Buscando ampliar o seu catálogo,
a Netflix tem investido pesado nas suas produções originais. Uma alternativa ao
modelo tradicional de ser “vender” o cinema, o serviço de ‘streaming’ surge como
um “porto-seguro” para algumas esnobadas produções, daquelas que, seja por
falta de alcance, seja por falta de qualidade, foram “engolidas” pela
voracidade do circuito comercial. Óbvio que, durante este errático processo, a
companhia tem dado um generoso espaço a produções de gosto duvidoso. Nada que,
entretanto, justifique a desvalorização deste conteúdo. Pelo contrário. Me
arrisco a dizer, inclusive, que sou um entusiasta do espaço dado pelos serviços
de ‘streaming’ às produções menores que, longe de serem um subproduto, tem ganhado
os holofotes do grande público através desta renovada janela de exibição.
Diante da falta de tempo hábil, porém, confesso ser difícil escrever uma
crítica padrão sobre a maior parte títulos. O retorno nem sempre é o esperado.
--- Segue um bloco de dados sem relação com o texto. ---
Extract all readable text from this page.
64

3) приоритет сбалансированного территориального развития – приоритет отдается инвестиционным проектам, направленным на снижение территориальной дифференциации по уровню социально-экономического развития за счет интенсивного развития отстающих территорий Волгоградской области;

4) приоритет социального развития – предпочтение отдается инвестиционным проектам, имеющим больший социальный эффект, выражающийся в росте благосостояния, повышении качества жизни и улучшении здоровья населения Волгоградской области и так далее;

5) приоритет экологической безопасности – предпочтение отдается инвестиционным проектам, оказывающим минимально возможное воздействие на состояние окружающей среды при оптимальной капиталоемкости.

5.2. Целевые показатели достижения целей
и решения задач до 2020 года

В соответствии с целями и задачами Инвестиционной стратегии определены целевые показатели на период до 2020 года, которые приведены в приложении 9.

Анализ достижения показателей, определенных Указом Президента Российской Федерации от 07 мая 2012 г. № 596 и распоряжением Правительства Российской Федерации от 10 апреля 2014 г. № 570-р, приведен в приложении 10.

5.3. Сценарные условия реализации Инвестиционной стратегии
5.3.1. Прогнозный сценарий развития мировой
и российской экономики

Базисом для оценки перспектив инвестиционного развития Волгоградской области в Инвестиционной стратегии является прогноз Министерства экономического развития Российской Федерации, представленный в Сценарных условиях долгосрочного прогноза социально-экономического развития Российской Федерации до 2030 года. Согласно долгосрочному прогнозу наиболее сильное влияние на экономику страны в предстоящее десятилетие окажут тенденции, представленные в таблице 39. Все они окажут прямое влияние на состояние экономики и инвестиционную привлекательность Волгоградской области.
O interesse nem sempre é o esperado. Neste “pacotão”, portanto, resolvi compartilhar
a minha opinião sobre três dos mais novos (e valorosos) lançamentos da Netflix
em textos menores, mas não menos importantes.
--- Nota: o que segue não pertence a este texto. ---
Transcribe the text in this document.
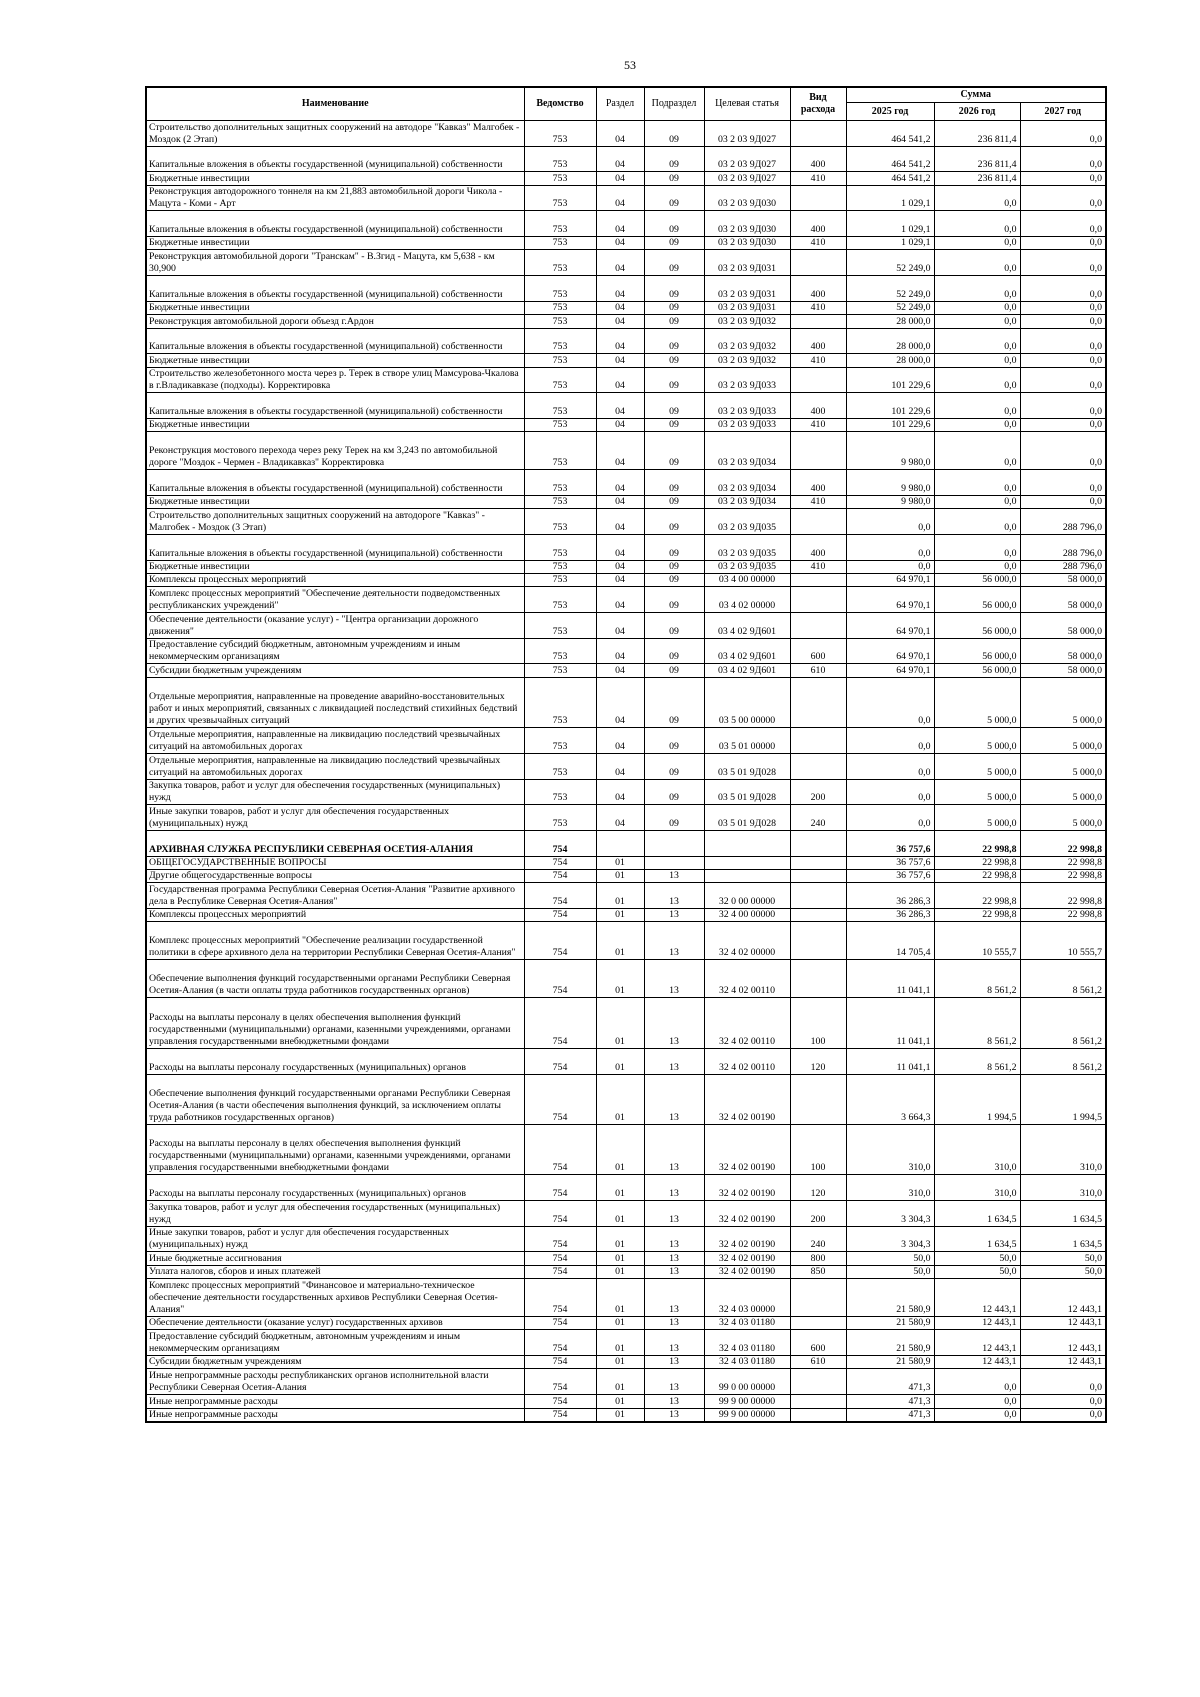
53
Наименование	Ведомство	Раздел	Подраздел	Целевая статья	Вид расхода	Сумма		
						2025 год	2026 год	2027 год
Строительство дополнительных защитных сооружений на автодоре "Кавказ" Малгобек - Моздок (2 Этап)	753	04	09	03 2 03 9Д027		464 541,2	236 811,4	0,0
Капитальные вложения в объекты государственной (муниципальной) собственности	753	04	09	03 2 03 9Д027	400	464 541,2	236 811,4	0,0
Бюджетные инвестиции	753	04	09	03 2 03 9Д027	410	464 541,2	236 811,4	0,0
Реконструкция автодорожного тоннеля на км 21,883 автомобильной дороги Чикола - Мацута - Коми - Арт	753	04	09	03 2 03 9Д030		1 029,1	0,0	0,0
Капитальные вложения в объекты государственной (муниципальной) собственности	753	04	09	03 2 03 9Д030	400	1 029,1	0,0	0,0
Бюджетные инвестиции	753	04	09	03 2 03 9Д030	410	1 029,1	0,0	0,0
Реконструкция автомобильной дороги "Транскам" - В.Згид - Мацута, км 5,638 - км 30,900	753	04	09	03 2 03 9Д031		52 249,0	0,0	0,0
Капитальные вложения в объекты государственной (муниципальной) собственности	753	04	09	03 2 03 9Д031	400	52 249,0	0,0	0,0
Бюджетные инвестиции	753	04	09	03 2 03 9Д031	410	52 249,0	0,0	0,0
Реконструкция автомобильной дороги объезд г.Ардон	753	04	09	03 2 03 9Д032		28 000,0	0,0	0,0
Капитальные вложения в объекты государственной (муниципальной) собственности	753	04	09	03 2 03 9Д032	400	28 000,0	0,0	0,0
Бюджетные инвестиции	753	04	09	03 2 03 9Д032	410	28 000,0	0,0	0,0
Строительство железобетонного моста через р. Терек в створе улиц Мамсурова-Чкалова в г.Владикавказе (подходы). Корректировка	753	04	09	03 2 03 9Д033		101 229,6	0,0	0,0
Капитальные вложения в объекты государственной (муниципальной) собственности	753	04	09	03 2 03 9Д033	400	101 229,6	0,0	0,0
Бюджетные инвестиции	753	04	09	03 2 03 9Д033	410	101 229,6	0,0	0,0
Реконструкция мостового перехода через реку Терек на км 3,243 по автомобильной дороге "Моздок - Чермен - Владикавказ" Корректировка	753	04	09	03 2 03 9Д034		9 980,0	0,0	0,0
Капитальные вложения в объекты государственной (муниципальной) собственности	753	04	09	03 2 03 9Д034	400	9 980,0	0,0	0,0
Бюджетные инвестиции	753	04	09	03 2 03 9Д034	410	9 980,0	0,0	0,0
Строительство дополнительных защитных сооружений на автодороге "Кавказ" - Малгобек - Моздок (3 Этап)	753	04	09	03 2 03 9Д035		0,0	0,0	288 796,0
Капитальные вложения в объекты государственной (муниципальной) собственности	753	04	09	03 2 03 9Д035	400	0,0	0,0	288 796,0
Бюджетные инвестиции	753	04	09	03 2 03 9Д035	410	0,0	0,0	288 796,0
Комплексы процессных мероприятий	753	04	09	03 4 00 00000		64 970,1	56 000,0	58 000,0
Комплекс процессных мероприятий "Обеспечение деятельности подведомственных республиканских учреждений"	753	04	09	03 4 02 00000		64 970,1	56 000,0	58 000,0
Обеспечение деятельности (оказание услуг) - "Центра организации дорожного движения"	753	04	09	03 4 02 9Д601		64 970,1	56 000,0	58 000,0
Предоставление субсидий бюджетным, автономным учреждениям и иным некоммерческим организациям	753	04	09	03 4 02 9Д601	600	64 970,1	56 000,0	58 000,0
Субсидии бюджетным учреждениям	753	04	09	03 4 02 9Д601	610	64 970,1	56 000,0	58 000,0
Отдельные мероприятия, направленные на проведение аварийно-восстановительных работ и иных мероприятий, связанных с ликвидацией последствий стихийных бедствий и других чрезвычайных ситуаций	753	04	09	03 5 00 00000		0,0	5 000,0	5 000,0
Отдельные мероприятия, направленные на ликвидацию последствий чрезвычайных ситуаций на автомобильных дорогах	753	04	09	03 5 01 00000		0,0	5 000,0	5 000,0
Отдельные мероприятия, направленные на ликвидацию последствий чрезвычайных ситуаций на автомобильных дорогах	753	04	09	03 5 01 9Д028		0,0	5 000,0	5 000,0
Закупка товаров, работ и услуг для обеспечения государственных (муниципальных) нужд	753	04	09	03 5 01 9Д028	200	0,0	5 000,0	5 000,0
Иные закупки товаров, работ и услуг для обеспечения государственных (муниципальных) нужд	753	04	09	03 5 01 9Д028	240	0,0	5 000,0	5 000,0
АРХИВНАЯ СЛУЖБА РЕСПУБЛИКИ СЕВЕРНАЯ ОСЕТИЯ-АЛАНИЯ	754					36 757,6	22 998,8	22 998,8
ОБЩЕГОСУДАРСТВЕННЫЕ ВОПРОСЫ	754	01				36 757,6	22 998,8	22 998,8
Другие общегосударственные вопросы	754	01	13			36 757,6	22 998,8	22 998,8
Государственная программа Республики Северная Осетия-Алания "Развитие архивного дела в Республике Северная Осетия-Алания"	754	01	13	32 0 00 00000		36 286,3	22 998,8	22 998,8
Комплексы процессных мероприятий	754	01	13	32 4 00 00000		36 286,3	22 998,8	22 998,8
Комплекс процессных мероприятий "Обеспечение реализации государственной политики в сфере архивного дела на территории Республики Северная Осетия-Алания"	754	01	13	32 4 02 00000		14 705,4	10 555,7	10 555,7
Обеспечение выполнения функций государственными органами Республики Северная Осетия-Алания (в части оплаты труда работников государственных органов)	754	01	13	32 4 02 00110		11 041,1	8 561,2	8 561,2
Расходы на выплаты персоналу в целях обеспечения выполнения функций государственными (муниципальными) органами, казенными учреждениями, органами управления государственными внебюджетными фондами	754	01	13	32 4 02 00110	100	11 041,1	8 561,2	8 561,2
Расходы на выплаты персоналу государственных (муниципальных) органов	754	01	13	32 4 02 00110	120	11 041,1	8 561,2	8 561,2
Обеспечение выполнения функций государственными органами Республики Северная Осетия-Алания (в части обеспечения выполнения функций, за исключением оплаты труда работников государственных органов)	754	01	13	32 4 02 00190		3 664,3	1 994,5	1 994,5
Расходы на выплаты персоналу в целях обеспечения выполнения функций государственными (муниципальными) органами, казенными учреждениями, органами управления государственными внебюджетными фондами	754	01	13	32 4 02 00190	100	310,0	310,0	310,0
Расходы на выплаты персоналу государственных (муниципальных) органов	754	01	13	32 4 02 00190	120	310,0	310,0	310,0
Закупка товаров, работ и услуг для обеспечения государственных (муниципальных) нужд	754	01	13	32 4 02 00190	200	3 304,3	1 634,5	1 634,5
Иные закупки товаров, работ и услуг для обеспечения государственных (муниципальных) нужд	754	01	13	32 4 02 00190	240	3 304,3	1 634,5	1 634,5
Иные бюджетные ассигнования	754	01	13	32 4 02 00190	800	50,0	50,0	50,0
Уплата налогов, сборов и иных платежей	754	01	13	32 4 02 00190	850	50,0	50,0	50,0
Комплекс процессных мероприятий "Финансовое и материально-техническое обеспечение деятельности государственных архивов Республики Северная Осетия-Алания"	754	01	13	32 4 03 00000		21 580,9	12 443,1	12 443,1
Обеспечение деятельности (оказание услуг) государственных архивов	754	01	13	32 4 03 01180		21 580,9	12 443,1	12 443,1
Предоставление субсидий бюджетным, автономным учреждениям и иным некоммерческим организациям	754	01	13	32 4 03 01180	600	21 580,9	12 443,1	12 443,1
Субсидии бюджетным учреждениям	754	01	13	32 4 03 01180	610	21 580,9	12 443,1	12 443,1
Иные непрограммные расходы республиканских органов исполнительной власти Республики Северная Осетия-Алания	754	01	13	99 0 00 00000		471,3	0,0	0,0
Иные непрограммные расходы	754	01	13	99 9 00 00000		471,3	0,0	0,0
Иные непрограммные расходы	754	01	13	99 9 00 00000		471,3	0,0	0,0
- Tal Pai, Tal Filha (2018)
Um filme cativante, Tal Pai, Tal
Filha é uma grata surpresa. Uma rara comédia que não depende basicamente do
sucesso das suas (competentes, por sinal) gags. Uma história de redenção
familiar honesta guiada por uma trama sólida, um esperto timing cômico e um
entrosado "casal" de protagonistas. Por mais que os singulares
personagens de apoio roubem a cena em diversos momentos, os talentosos Kristen
Bell (a voz da princesa Elsa de Frozen) e Kelsey Grammer (o Fera da trilogia
original X-Men) mostram uma invejável química ao dar corpo a uma inusitada “parceria”.
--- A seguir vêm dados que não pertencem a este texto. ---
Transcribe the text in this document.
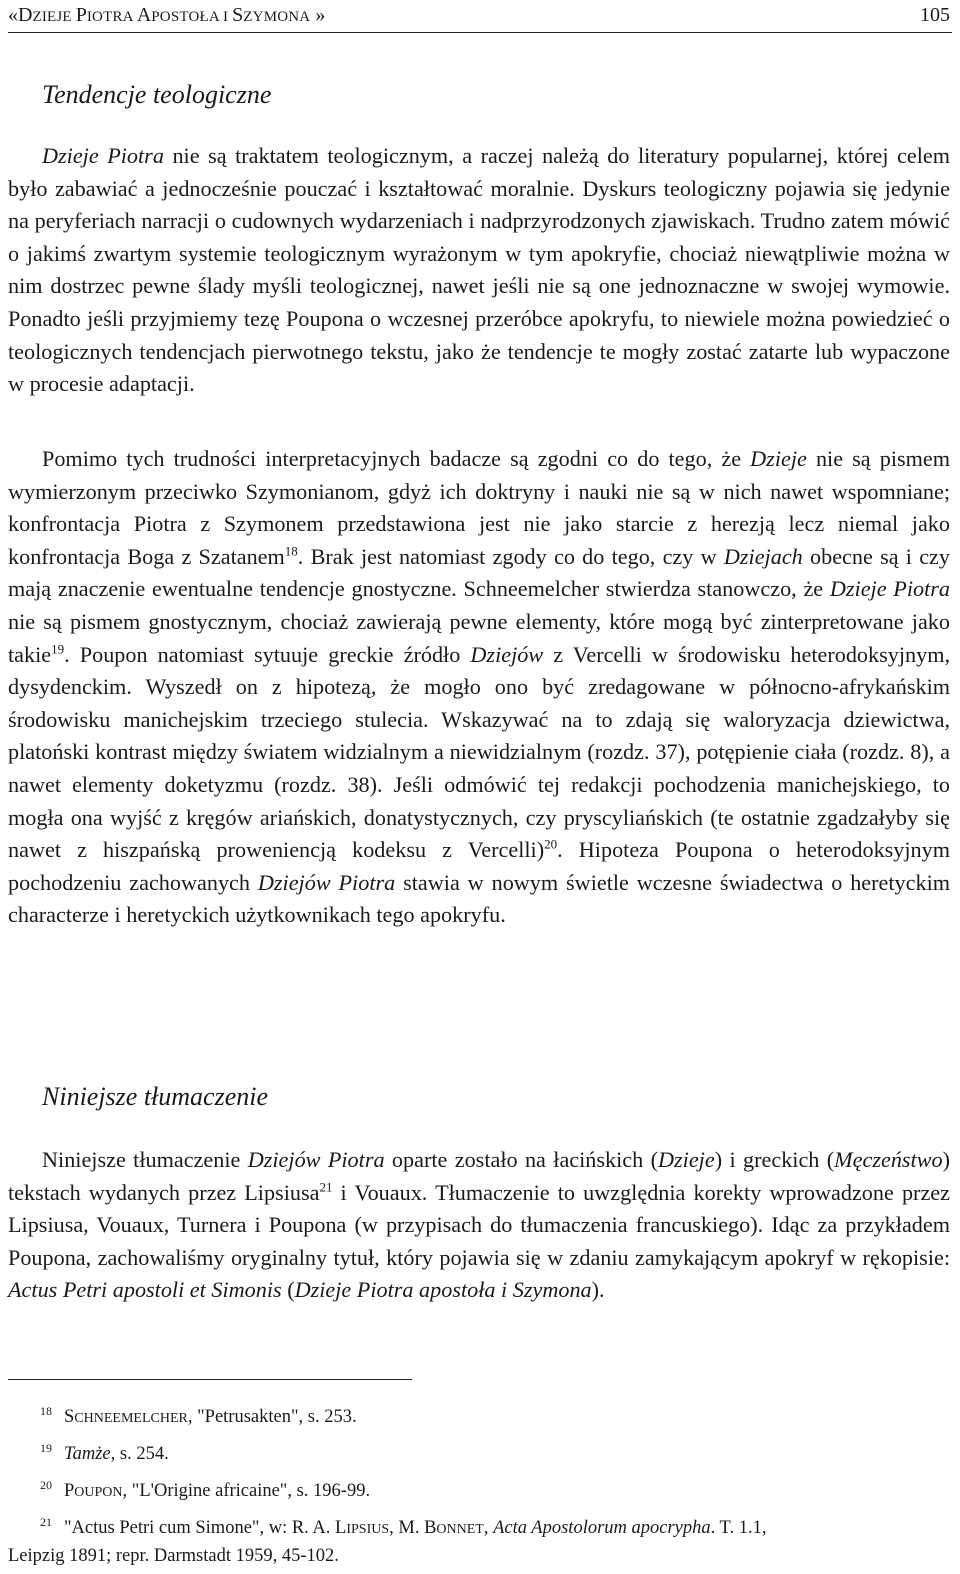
«DZIEJE PIOTRA APOSTOŁA I SZYMONA »	105
Tendencje teologiczne

Dzieje Piotra nie są traktatem teologicznym, a raczej należą do literatury popularnej, której celem było zabawiać a jednocześnie pouczać i kształtować moralnie. Dyskurs teologiczny pojawia się jedynie na peryferiach narracji o cudownych wydarzeniach i nadprzyrodzonych zjawiskach. Trudno zatem mówić o jakimś zwartym systemie teologicznym wyrażonym w tym apokryfie, chociaż niewątpliwie można w nim dostrzec pewne ślady myśli teologicznej, nawet jeśli nie są one jednoznaczne w swojej wymowie. Ponadto jeśli przyjmiemy tezę Poupona o wczesnej przeróbce apokryfu, to niewiele można powiedzieć o teologicznych tendencjach pierwotnego tekstu, jako że tendencje te mogły zostać zatarte lub wypaczone w procesie adaptacji.

Pomimo tych trudności interpretacyjnych badacze są zgodni co do tego, że Dzieje nie są pismem wymierzonym przeciwko Szymonianom, gdyż ich doktryny i nauki nie są w nich nawet wspomniane; konfrontacja Piotra z Szymonem przedstawiona jest nie jako starcie z herezją lecz niemal jako konfrontacja Boga z Szatanem$^{18}$. Brak jest natomiast zgody co do tego, czy w Dziejach obecne są i czy mają znaczenie ewentualne tendencje gnostyczne. Schneemelcher stwierdza stanowczo, że Dzieje Piotra nie są pismem gnostycznym, chociaż zawierają pewne elementy, które mogą być zinterpretowane jako takie$^{19}$. Poupon natomiast sytuuje greckie źródło Dziejów z Vercelli w środowisku heterodoksyjnym, dysydenckim. Wyszedł on z hipotezą, że mogło ono być zredagowane w północno-afrykańskim środowisku manichejskim trzeciego stulecia. Wskazywać na to zdają się waloryzacja dziewictwa, platoński kontrast między światem widzialnym a niewidzialnym (rozdz. 37), potępienie ciała (rozdz. 8), a nawet elementy doketyzmu (rozdz. 38). Jeśli odmówić tej redakcji pochodzenia manichejskiego, to mogła ona wyjść z kręgów ariańskich, donatystycznych, czy pryscyliańskich (te ostatnie zgadzałyby się nawet z hiszpańską proweniencją kodeksu z Vercelli)$^{20}$. Hipoteza Poupona o heterodoksyjnym pochodzeniu zachowanych Dziejów Piotra stawia w nowym świetle wczesne świadectwa o heretyckim characterze i heretyckich użytkownikach tego apokryfu.

Niniejsze tłumaczenie

Niniejsze tłumaczenie Dziejów Piotra oparte zostało na łacińskich (Dzieje) i greckich (Męczeństwo) tekstach wydanych przez Lipsiusa$^{21}$ i Vouaux. Tłumaczenie to uwzględnia korekty wprowadzone przez Lipsiusa, Vouaux, Turnera i Poupona (w przypisach do tłumaczenia francuskiego). Idąc za przykładem Poupona, zachowaliśmy oryginalny tytuł, który pojawia się w zdaniu zamykającym apokryf w rękopisie: Actus Petri apostoli et Simonis (Dzieje Piotra apostoła i Szymona).

18 SCHNEEMELCHER, "Petrusakten", s. 253.

19 Tamże, s. 254.

20 POUPON, "L'Origine africaine", s. 196-99.

21 "Actus Petri cum Simone", w: R. A. LIPSIUS, M. BONNET, Acta Apostolorum apocrypha. T. 1.1,
Leipzig 1891; repr. Darmstadt 1959, 45-102.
Ele como um pai solitário numa errática tentativa de reaproximação. Ela como
uma 'workaholic' filha incapaz de conciliar o seu tempo livre com a sua vida
amorosa. Após ela levar um "pé na bunda" no altar, eles se
reencontram para uma noite de bebedeira, que, numa sucessão de fatos não
pensados, os levam ao que seria a viagem de lua de mel dela. Apesar da 'vibe'
filme de férias e da estrutura narrativa formulaica, quando necessário o longa
dirigido pela novata Lauren Miller Rogen é cuidadoso ao explorar os dramas de
pai e filha, recheando o irônico arco central com diálogos francos e sequências
naturalmente singelas. Os conflitos mais íntimos da dupla, aliás, ganham forma
gradativamente, intercalados com inteligência narrativa entre as situações
cômicas, escancarando não só os motivos por trás de tamanho afastamento, como
também as nítidas semelhanças entre os dois. Antes de estreitar esta conexão,
no entanto, Rogen é perspicaz ao tratar o azul da cor dos olhos de Bell e
Grammer como um criativo elo visual, valorizando a expressividade dos dois
enquanto os expõem perante o público. O resultado é um 'feel good movie'
valoroso capaz de transformar um cruzeiro de luxo e o paradisíaco mar caribenho
(ponto para a expressiva fotografia diurna) num criativo palco para uma
agridoce lavagem de roupa suja. Um passatempo digno capaz de superar as
(baixas, é verdade) expectativas. E ver Seth Rogen (Superbad, Segurando as
Pontas, A Entrevista) recusando maconha em um dos seus filmes não tem preço.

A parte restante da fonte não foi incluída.